Australian insurance brand

Budget Direct is an insurance brand of Auto & General headquartered in Brisbane, Australia. Their car and home insurance policies are underwritten by Auto & General Insurance Company Limited. Auto & General Insurance Company is an Australian insurance company regulated by APRA and is an active member of the Insurance Council of Australia.

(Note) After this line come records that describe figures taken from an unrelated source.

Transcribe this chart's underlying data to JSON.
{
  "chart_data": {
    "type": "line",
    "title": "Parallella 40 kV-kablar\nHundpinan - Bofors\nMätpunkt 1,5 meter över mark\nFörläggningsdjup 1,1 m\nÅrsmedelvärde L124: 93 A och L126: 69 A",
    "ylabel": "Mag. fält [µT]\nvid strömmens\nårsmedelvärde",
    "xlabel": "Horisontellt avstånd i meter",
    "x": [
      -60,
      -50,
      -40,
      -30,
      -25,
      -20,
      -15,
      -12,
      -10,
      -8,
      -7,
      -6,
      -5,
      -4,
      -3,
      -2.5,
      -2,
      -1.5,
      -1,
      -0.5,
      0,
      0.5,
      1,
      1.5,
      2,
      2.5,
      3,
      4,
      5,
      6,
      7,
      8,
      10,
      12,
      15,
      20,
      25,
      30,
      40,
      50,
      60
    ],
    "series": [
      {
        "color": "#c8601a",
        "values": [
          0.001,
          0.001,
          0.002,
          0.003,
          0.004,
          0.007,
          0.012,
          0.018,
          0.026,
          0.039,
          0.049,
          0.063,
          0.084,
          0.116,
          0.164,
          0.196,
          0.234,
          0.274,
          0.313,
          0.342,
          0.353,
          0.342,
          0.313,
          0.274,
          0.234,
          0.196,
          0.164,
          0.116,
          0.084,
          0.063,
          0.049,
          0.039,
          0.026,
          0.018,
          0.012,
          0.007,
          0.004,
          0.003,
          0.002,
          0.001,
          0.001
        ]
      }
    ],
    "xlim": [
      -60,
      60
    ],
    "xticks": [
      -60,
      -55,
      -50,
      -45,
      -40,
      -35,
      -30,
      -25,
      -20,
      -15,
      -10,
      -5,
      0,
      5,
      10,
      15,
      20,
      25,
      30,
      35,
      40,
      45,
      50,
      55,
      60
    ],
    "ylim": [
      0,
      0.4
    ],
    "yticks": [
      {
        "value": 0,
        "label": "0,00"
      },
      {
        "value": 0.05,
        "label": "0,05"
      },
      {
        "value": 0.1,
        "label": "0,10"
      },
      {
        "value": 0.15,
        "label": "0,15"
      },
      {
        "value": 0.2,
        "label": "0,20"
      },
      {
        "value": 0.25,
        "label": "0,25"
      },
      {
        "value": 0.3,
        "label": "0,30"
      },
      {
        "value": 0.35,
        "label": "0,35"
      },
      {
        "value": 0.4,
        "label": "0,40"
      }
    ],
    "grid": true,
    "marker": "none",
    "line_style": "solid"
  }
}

Budget Direct is part of the Budget Insurance group, established in the early 1970s, which collects billion in premiums each year for the group's 6.8 million policies.

==Operations==
Budget Direct operates three call centres located in Queensland at Kawana Waters, North Lakes as well as at the company's headquarters located in Toowong, Brisbane. The company also has multiple assessment centres in Brisbane, Sydney and Melbourne. As of April 2020, the company has over 1 million policy holders and over 1,700 staff. In 2016 Budget Direct launched in Singapore offering car, motorcycle and travel insurance.

==Advertising==
Budget Direct's previous television advertisements depicted a couple called Michael and Michelle. The ads revolved around Michelle's mispronunciation of the word "Budget" whilst explaining the benefits of Budget Direct insurance to Michael who continually corrects her pronunciation. In August 2013 Budget Direct rebranded with an alien version of the shower ad with animated aliens instead of Michelle and Michael. This also included a revelation of a new brand positioning and logo created by Hulsbosch. In January 2014 it was reported that the brand had engaged 303Lowe with the release of new TV ads featuring a daredevil by the name of Captain Risky and tagline "We don't insure Captain Risky to keep prices low", to explain the brand's low to medium risk market positioning. In 2018 a new series of television advertisements were launched with a detective character called 'Sarge' (played by Hamish Clark). The advertisements feature Sarge and a sidekick tackling fantastical and science fiction-based mysteries with the tagline Insurance Solved.

==Awards==
Budget Direct has won the CANSTAR award for Outstanding Value Car Insurance every year from 2007 to 2022. Budget Direct won the Money Magazine Insurer of the Year award for their car and home insurance products every year from 2017 to 2022. They have also won the Money Magazine Best-Value Car Insurance award from 2019 to 2022.

== Criticism ==
In February 2026, the Australian Securities and Investments Commission (ASIC) took legal action against Auto & General after more than 39,000 Budget Direct customers lost discounts between March 2020 and July 2024 after making changes to their insurance policy such as updating their address or the frequency of their payments. ASIC alleged the company became aware of the issue as early as 2016 but failed to fix it or inform customers for years. Although Auto & General later repaid the customers and made improvements to its system, ASIC will seek declarations and civil penalties.